BC: What do you think of Pakistan's expanding multi-billion dollar IT industry?


KR: Pakistan's information technology industry is quite young. It is in its early stages of development compared to the much older and bigger Indian IT industry, which had a significant head start of at least a decade over Pakistan. During the 1990s, the Pakistani economy stagnated and its IT industry did not make any headway. However, the industry grew at 40% during the 2001-2007 period.

The State Bank of Pakistan reported in 2007-08 that export figures of software and Information Technology-enabled services were US$169 million which showed a consistent annual growth. It is significant to note that the growth of Pakistani IT exports in the last few years has been more than 40%.

Pakistani colleges and universities produce almost 1.2 million skilled graduates annually. The Musharraf government announced a $1 billion spending plan to build 6 additional state-of-the-art science and engineering universities.

In terms of enrollment, the 2005 Pakistan Education Census reported 43,801 students enrolled in 4-year engineering institutions, another 37,635 students in 3-year colleges offering Information Technology degrees, and 69,719 studying in three-year polytechnic institutes. 53% of the students out of the total 1.16 million enrolled in colleges were girls, according to the 2005 Census.
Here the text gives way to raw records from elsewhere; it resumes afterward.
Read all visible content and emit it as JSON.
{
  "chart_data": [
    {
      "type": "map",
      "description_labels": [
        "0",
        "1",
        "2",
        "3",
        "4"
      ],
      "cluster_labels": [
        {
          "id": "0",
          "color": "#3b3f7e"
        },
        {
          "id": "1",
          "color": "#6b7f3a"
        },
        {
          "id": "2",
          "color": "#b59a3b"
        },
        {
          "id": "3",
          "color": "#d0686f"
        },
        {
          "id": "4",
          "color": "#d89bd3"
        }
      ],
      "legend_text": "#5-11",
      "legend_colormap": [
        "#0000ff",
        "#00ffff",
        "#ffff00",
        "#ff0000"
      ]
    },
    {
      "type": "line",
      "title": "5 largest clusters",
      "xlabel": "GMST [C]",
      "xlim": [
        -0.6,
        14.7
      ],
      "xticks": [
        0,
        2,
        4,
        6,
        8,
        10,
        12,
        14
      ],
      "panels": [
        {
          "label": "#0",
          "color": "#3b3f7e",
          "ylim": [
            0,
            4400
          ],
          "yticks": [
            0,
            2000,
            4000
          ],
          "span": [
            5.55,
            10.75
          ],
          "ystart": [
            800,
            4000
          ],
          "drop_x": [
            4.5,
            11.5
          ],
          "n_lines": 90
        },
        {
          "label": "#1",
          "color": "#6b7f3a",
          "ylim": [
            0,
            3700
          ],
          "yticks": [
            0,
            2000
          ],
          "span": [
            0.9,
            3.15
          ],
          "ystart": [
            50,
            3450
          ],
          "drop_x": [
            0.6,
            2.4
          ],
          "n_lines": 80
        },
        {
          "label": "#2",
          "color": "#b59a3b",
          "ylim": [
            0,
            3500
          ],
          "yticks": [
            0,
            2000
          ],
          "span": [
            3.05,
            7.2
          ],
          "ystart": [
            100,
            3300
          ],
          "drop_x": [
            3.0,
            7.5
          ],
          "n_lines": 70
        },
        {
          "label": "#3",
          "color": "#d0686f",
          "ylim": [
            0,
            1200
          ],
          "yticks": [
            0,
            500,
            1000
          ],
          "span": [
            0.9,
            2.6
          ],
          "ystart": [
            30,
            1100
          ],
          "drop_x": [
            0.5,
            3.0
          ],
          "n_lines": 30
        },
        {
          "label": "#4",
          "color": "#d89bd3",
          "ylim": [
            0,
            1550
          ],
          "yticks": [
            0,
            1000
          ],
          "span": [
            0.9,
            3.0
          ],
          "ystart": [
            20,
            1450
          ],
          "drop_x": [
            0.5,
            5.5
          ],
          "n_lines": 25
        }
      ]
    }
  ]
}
Currently, Pakistan is struggling with an insurgency and a stagnant economy that is taking a heavy toll on the nation. If, however, the political and military leadership succeeds in creating a semblance of peace and stability in the nation of nearly 200 million, then there can be an expectation of a bright future ahead for the IT industry in particular, and an innovation-based knowledge economy in general.


BC: What are your thoughts on the ICT revolution in Pakistan?


KR: The information and communication technology (ICT) 'revolution' has been hailed as the enabling force for developing countries to become more active participants in the global economy. Institutions like the United Nations and World Bank support the creation and funding of ICT strategies to help such countries leapfrog stages of economic development.

But developing countries must first solve tough, often unglamorous problems like illiteracy, social mobility, government inefficiency, and a lack of economic opportunities if they are to realize the potential of ICT for development.


BC: Will CPEC have an impact in this connection?


KR: The China-Pakistan Economic Corridor is a fusion of several development and connectivity initiatives, focusing on infrastructure, energy, the Gwadar port and industrial cooperation. This multi-billion dollar project will spur regional economic integration and bring prosperity to the entire region and beyond. It will encourage greater regional integration and connectivity.


BC: Is Teradata a socially responsible company?


KR: Teradata Worldwide acts as a socially responsible organization. In case of any natural disaster, the local company is supported by Teradata Worldwide and we contribute voluntarily to help out people.  We have been involved in regularly organizing blood donation camps, providing scholarships and financial support to needy students and families. We are also running vocational training activities. Teradata has a university program in the pipeline whereby we will collaborate with some leading IT teaching institutions.  I and some of my other colleagues also deliver lectures in schools, colleges, universities and organizations. In these, we cover issues related to management, negotiation skills, time management, personnel management and basic career planning.